They Walk the Line
Savannah’s Kylesa has always existed somewhere in the overlap of punk and metal. Since their first record in 2001, these sonic pioneers have developed their handcrafted blend of pure heaviness, ambient samples, dark melodies and shouted vocals. With their Prosthetic Records debut, To Walk A Middle Course, they have an opportunity to hit a much wider audience, but fall slightly short of their past brilliance.That’s not to say this is a bad record. From the opening notes of “In Memory” the album takes off with a full throttle intensity that leaves no breathing room between tracks. Guitarists/Vocalists Laura Pleasants and Phillip Cope trade lines and even double up for powerful choruses propelled by every ounce of breath they can muster. Bassist Corey Barhorst occasionally adds his deep growl to the mix, accenting Pleasants’s and Cope’s harsh harmonies.

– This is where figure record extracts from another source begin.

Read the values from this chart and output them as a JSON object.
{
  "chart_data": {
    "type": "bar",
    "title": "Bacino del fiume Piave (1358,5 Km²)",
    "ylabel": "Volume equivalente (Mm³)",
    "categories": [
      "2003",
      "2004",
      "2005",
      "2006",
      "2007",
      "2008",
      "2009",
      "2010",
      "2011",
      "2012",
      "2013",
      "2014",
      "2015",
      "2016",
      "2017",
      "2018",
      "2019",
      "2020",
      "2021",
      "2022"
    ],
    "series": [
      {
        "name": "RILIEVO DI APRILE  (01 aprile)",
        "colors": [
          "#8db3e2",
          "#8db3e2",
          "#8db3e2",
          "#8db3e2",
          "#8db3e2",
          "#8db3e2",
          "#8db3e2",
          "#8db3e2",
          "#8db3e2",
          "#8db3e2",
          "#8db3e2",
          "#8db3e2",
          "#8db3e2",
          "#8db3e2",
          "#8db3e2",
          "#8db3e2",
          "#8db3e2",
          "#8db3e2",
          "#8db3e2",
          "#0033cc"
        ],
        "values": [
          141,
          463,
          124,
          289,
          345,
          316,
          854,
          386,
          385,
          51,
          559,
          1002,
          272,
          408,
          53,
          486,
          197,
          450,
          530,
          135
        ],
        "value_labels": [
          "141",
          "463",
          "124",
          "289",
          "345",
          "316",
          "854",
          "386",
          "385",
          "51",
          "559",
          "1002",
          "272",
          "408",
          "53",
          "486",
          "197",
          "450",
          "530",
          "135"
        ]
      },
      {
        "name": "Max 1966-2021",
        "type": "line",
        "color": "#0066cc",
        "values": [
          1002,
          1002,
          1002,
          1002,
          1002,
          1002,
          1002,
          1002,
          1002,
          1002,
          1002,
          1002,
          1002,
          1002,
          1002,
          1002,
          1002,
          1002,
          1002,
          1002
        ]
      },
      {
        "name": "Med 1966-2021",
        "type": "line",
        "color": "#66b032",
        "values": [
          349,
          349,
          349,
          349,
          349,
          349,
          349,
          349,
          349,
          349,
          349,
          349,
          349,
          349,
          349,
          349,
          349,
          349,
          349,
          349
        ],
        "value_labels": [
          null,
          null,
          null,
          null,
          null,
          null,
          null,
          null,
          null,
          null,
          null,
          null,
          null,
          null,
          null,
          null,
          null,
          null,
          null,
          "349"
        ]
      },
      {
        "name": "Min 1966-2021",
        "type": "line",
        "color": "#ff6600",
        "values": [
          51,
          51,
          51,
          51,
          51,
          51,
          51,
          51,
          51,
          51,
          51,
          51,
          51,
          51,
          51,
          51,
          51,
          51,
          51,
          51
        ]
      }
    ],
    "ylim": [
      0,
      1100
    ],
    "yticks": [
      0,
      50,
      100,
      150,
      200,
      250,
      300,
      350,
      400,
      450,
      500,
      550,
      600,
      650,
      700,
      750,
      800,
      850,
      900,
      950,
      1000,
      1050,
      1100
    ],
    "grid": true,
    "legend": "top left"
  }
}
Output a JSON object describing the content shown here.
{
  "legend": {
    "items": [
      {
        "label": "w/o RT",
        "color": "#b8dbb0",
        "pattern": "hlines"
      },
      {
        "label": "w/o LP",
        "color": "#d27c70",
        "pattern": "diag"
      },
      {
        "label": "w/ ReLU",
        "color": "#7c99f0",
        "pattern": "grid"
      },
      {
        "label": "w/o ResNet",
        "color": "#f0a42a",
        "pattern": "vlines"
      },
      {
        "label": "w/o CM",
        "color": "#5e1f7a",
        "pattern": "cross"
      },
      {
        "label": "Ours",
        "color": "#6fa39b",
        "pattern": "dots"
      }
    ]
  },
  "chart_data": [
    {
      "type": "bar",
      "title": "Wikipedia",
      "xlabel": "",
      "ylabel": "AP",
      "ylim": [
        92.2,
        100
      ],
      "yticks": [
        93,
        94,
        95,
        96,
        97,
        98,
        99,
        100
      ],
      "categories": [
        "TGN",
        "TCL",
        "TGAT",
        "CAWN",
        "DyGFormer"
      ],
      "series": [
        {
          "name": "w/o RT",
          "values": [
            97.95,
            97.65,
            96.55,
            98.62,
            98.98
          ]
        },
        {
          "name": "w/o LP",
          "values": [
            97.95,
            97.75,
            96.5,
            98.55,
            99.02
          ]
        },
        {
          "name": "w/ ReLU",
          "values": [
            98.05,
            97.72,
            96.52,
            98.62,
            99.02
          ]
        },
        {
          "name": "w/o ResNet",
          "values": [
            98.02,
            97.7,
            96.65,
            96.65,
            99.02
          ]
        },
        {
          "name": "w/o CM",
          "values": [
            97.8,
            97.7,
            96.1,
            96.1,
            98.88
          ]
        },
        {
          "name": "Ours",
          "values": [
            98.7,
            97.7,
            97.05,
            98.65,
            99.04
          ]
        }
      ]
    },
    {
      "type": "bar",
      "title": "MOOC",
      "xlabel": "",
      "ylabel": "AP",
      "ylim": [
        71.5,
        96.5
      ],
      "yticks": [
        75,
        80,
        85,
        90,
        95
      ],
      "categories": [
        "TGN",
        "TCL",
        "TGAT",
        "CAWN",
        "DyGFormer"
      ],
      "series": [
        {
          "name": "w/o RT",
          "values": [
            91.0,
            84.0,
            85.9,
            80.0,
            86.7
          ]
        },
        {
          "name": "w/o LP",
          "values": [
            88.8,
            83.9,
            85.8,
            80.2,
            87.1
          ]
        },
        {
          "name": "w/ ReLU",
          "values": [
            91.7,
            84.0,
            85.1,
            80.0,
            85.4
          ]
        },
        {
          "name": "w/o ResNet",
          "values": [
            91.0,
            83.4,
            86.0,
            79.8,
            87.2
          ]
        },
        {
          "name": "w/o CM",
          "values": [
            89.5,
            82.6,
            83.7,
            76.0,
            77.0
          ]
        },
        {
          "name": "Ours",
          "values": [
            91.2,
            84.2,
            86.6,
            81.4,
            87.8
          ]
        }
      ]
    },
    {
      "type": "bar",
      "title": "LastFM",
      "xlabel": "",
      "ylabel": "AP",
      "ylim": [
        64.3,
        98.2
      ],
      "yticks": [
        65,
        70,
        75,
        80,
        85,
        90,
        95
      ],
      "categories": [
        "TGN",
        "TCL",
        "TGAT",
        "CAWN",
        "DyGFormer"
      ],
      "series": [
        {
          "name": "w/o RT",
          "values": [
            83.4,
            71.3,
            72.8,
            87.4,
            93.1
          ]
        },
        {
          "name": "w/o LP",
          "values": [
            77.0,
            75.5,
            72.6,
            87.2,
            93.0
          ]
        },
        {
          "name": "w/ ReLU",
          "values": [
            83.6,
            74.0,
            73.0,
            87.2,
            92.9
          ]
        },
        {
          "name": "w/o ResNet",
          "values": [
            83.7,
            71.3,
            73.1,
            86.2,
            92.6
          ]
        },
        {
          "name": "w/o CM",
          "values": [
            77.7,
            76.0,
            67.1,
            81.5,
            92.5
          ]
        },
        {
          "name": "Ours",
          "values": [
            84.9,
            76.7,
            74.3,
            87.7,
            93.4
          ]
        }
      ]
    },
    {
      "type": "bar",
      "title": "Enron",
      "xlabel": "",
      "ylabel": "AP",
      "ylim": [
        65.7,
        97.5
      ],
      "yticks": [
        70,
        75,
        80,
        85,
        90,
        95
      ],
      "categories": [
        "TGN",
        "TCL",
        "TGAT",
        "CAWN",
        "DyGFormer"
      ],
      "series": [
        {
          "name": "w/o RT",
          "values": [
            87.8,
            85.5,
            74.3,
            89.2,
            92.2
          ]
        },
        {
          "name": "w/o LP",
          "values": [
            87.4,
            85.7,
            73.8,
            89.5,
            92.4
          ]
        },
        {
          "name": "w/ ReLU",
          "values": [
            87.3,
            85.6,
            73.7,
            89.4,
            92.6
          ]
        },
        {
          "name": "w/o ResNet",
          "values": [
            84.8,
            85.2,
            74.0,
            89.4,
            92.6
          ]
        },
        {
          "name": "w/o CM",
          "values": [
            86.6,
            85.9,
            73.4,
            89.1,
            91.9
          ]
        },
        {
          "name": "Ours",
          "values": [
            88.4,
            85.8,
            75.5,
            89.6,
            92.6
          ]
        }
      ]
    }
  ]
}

The upbeat “Bottom Line” is more hardcore-influenced, and is one of the tightest tracks. “Shatter the Clock” retains elements of their earlier work, while songs like “Welcome Mat to an Abandoned Life” and “Phantoms” play with some calmer prog elements that work especially well.
Every song takes multiple twists and turns through technical metal passages, sampled sound textures, low-tuned bone-rattling riffing and flanging quiet guitar melodies. This wide arsenal of styles has always been a favorite tactic of Kylesa, but this record seems to lack the focus of previous releases. Parts don’t flow as seamlessly into each other, and some songs lack the unifying theme that longtime fans have come to appreciate in their back catalog.
Like Mastodon, Kylesa refuses to succumb to strict genre definitions, and open-minded metal fans should definitely give this a listen.